Jan. 25 (UPI) -- Cases of seasonal viruses in northern California fell by roughly two-thirds in the spring and early summer of 2020 compared with years past, even as the COVID-19 pandemic raged through the region, a study published Monday by JAMA Network Open found.
Just under 10% of nose and throat samples tested for bugs such as the flu, as well as coronavirus and rhinovirus, the viruses behind the common cold, came back positive during April, May and June 2020, the data showed.
During the same period in 2014 through 2019, just under 30% of collected samples tested positive for these viruses.
Stay-at-home orders instituted in the region last spring due to the COVID-19 pandemic most likely contributed to the decline, researchers said.
"The data are clear and not surprising, [because] public health measures like shelter-in-place, frequent hand washing, respiratory etiquette, including masking, and social distancing prevent the spread of respiratory viruses," study co-author Dr. Elizabeth Partridge told UPI.
"We know what to do to curb the spread of [COVID-19], [and] we need the support of government, community leaders and the personal commitment of our citizens to practice these public health strategies," said Partridge, an assistant clinical professor of infectious diseases at the University of California-Davis.

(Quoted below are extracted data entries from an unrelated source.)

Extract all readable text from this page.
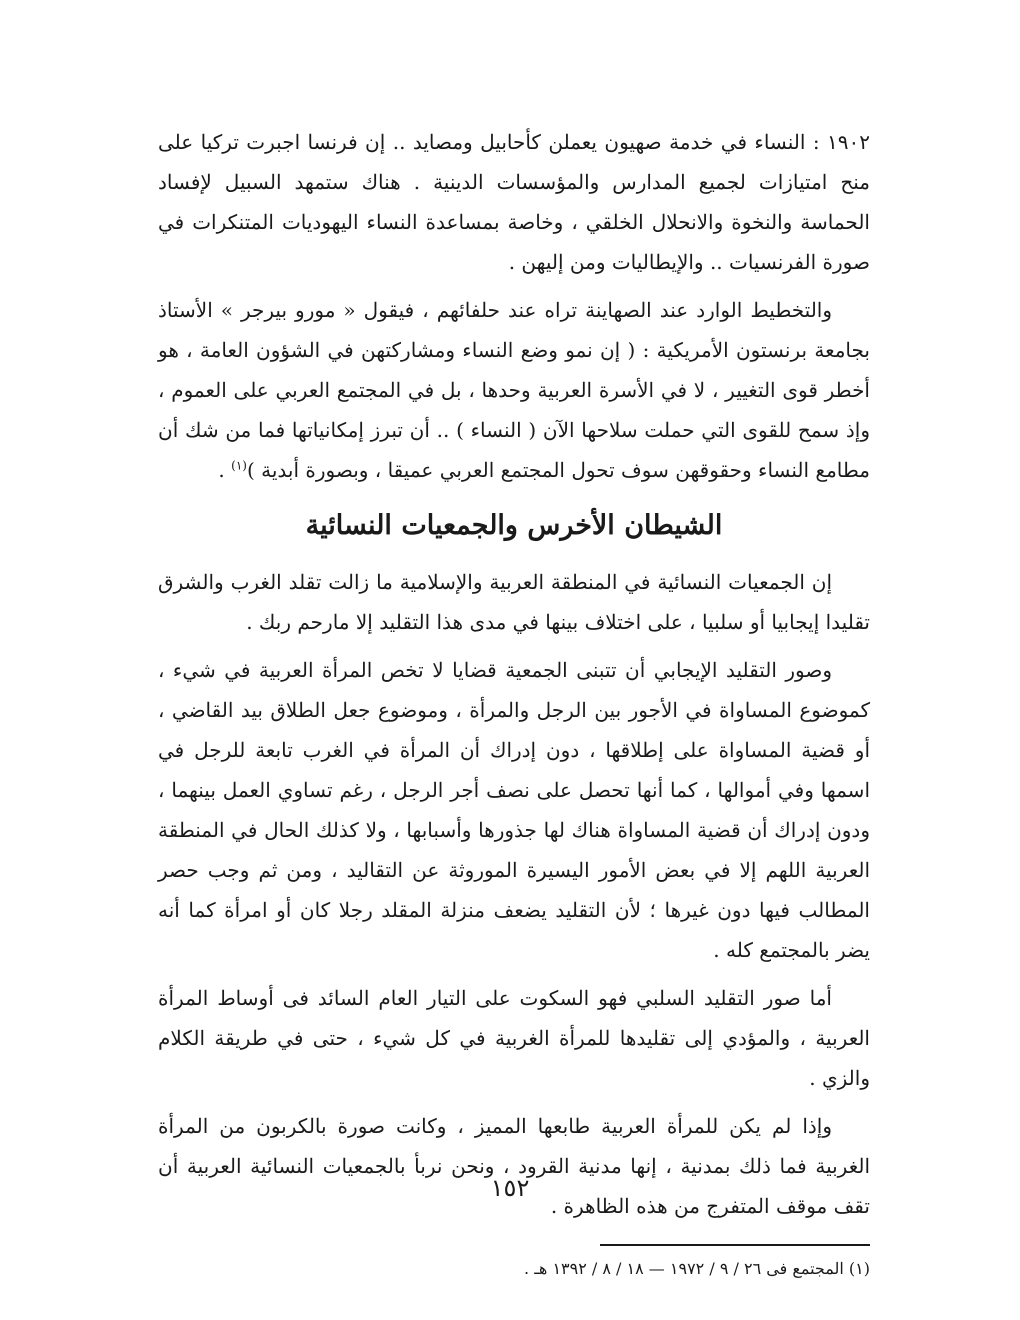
١٩٠٢ : النساء في خدمة صهيون يعملن كأحابيل ومصايد .. إن فرنسا اجبرت تركيا على منح امتيازات لجميع المدارس والمؤسسات الدينية . هناك ستمهد السبيل لإفساد الحماسة والنخوة والانحلال الخلقي ، وخاصة بمساعدة النساء اليهوديات المتنكرات في صورة الفرنسيات .. والإيطاليات ومن إليهن .

والتخطيط الوارد عند الصهاينة تراه عند حلفائهم ، فيقول « مورو بيرجر » الأستاذ بجامعة برنستون الأمريكية : ( إن نمو وضع النساء ومشاركتهن في الشؤون العامة ، هو أخطر قوى التغيير ، لا في الأسرة العربية وحدها ، بل في المجتمع العربي على العموم ، وإذ سمح للقوى التي حملت سلاحها الآن ( النساء ) .. أن تبرز إمكانياتها فما من شك أن مطامع النساء وحقوقهن سوف تحول المجتمع العربي عميقا ، وبصورة أبدية )$^{(١)}$ .

الشيطان الأخرس والجمعيات النسائية

إن الجمعيات النسائية في المنطقة العربية والإسلامية ما زالت تقلد الغرب والشرق تقليدا إيجابيا أو سلبيا ، على اختلاف بينها في مدى هذا التقليد إلا مارحم ربك .

وصور التقليد الإيجابي أن تتبنى الجمعية قضايا لا تخص المرأة العربية في شيء ، كموضوع المساواة في الأجور بين الرجل والمرأة ، وموضوع جعل الطلاق بيد القاضي ، أو قضية المساواة على إطلاقها ، دون إدراك أن المرأة في الغرب تابعة للرجل في اسمها وفي أموالها ، كما أنها تحصل على نصف أجر الرجل ، رغم تساوي العمل بينهما ، ودون إدراك أن قضية المساواة هناك لها جذورها وأسبابها ، ولا كذلك الحال في المنطقة العربية اللهم إلا في بعض الأمور اليسيرة الموروثة عن التقاليد ، ومن ثم وجب حصر المطالب فيها دون غيرها ؛ لأن التقليد يضعف منزلة المقلد رجلا كان أو امرأة كما أنه يضر بالمجتمع كله .

أما صور التقليد السلبي فهو السكوت على التيار العام السائد فى أوساط المرأة العربية ، والمؤدي إلى تقليدها للمرأة الغربية في كل شيء ، حتى في طريقة الكلام والزي .

وإذا لم يكن للمرأة العربية طابعها المميز ، وكانت صورة بالكربون من المرأة الغربية فما ذلك بمدنية ، إنها مدنية القرود ، ونحن نربأ بالجمعيات النسائية العربية أن تقف موقف المتفرج من هذه الظاهرة .

(١) المجتمع فى ٢٦ / ٩ / ١٩٧٢ — ١٨ / ٨ / ١٣٩٢ هـ .

١٥٢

There have been "lower-than-usual" numbers of flu cases nationally so far this winter, with just 136 people across the country hospitalized due to the seasonal virus through Jan. 16, according to the U.S. Centers for Disease Control and Prevention.
That figure typically numbers in the tens of thousands, and is likely down because measures taken to reduce the spread of COVID-19 also help contain the flu and other seasonal viruses, experts have said.
For this study, Partridge and her colleagues analyzed data on more than 46,000 samples collected for viral testing between 2014 and 2020.
From March 25 through July 31, 2020, 9.9% of samples tested came back positive for seasonal respiratory viruses, down from 29.9% during the previous five years, the data showed.
However, 30.4% of samples tested between Jan. 1 and March 24, 2020 -- or prior to the implementation of COVID-19 control measures -- came back positive, down slightly from the 33.7% of prior years, the researchers said.
"These are lessons we already know but are brought into stark relief with the emergence of a novel respiratory virus: [that] these basic public health strategies can curb the spread of all organisms that are transmitted by droplets, including seasonal influenza," Partridge said.
"Perhaps after the pandemic, mask-wearing in public during the respiratory viral season will become routine in the U.S., as it is in many Asian countries," she said.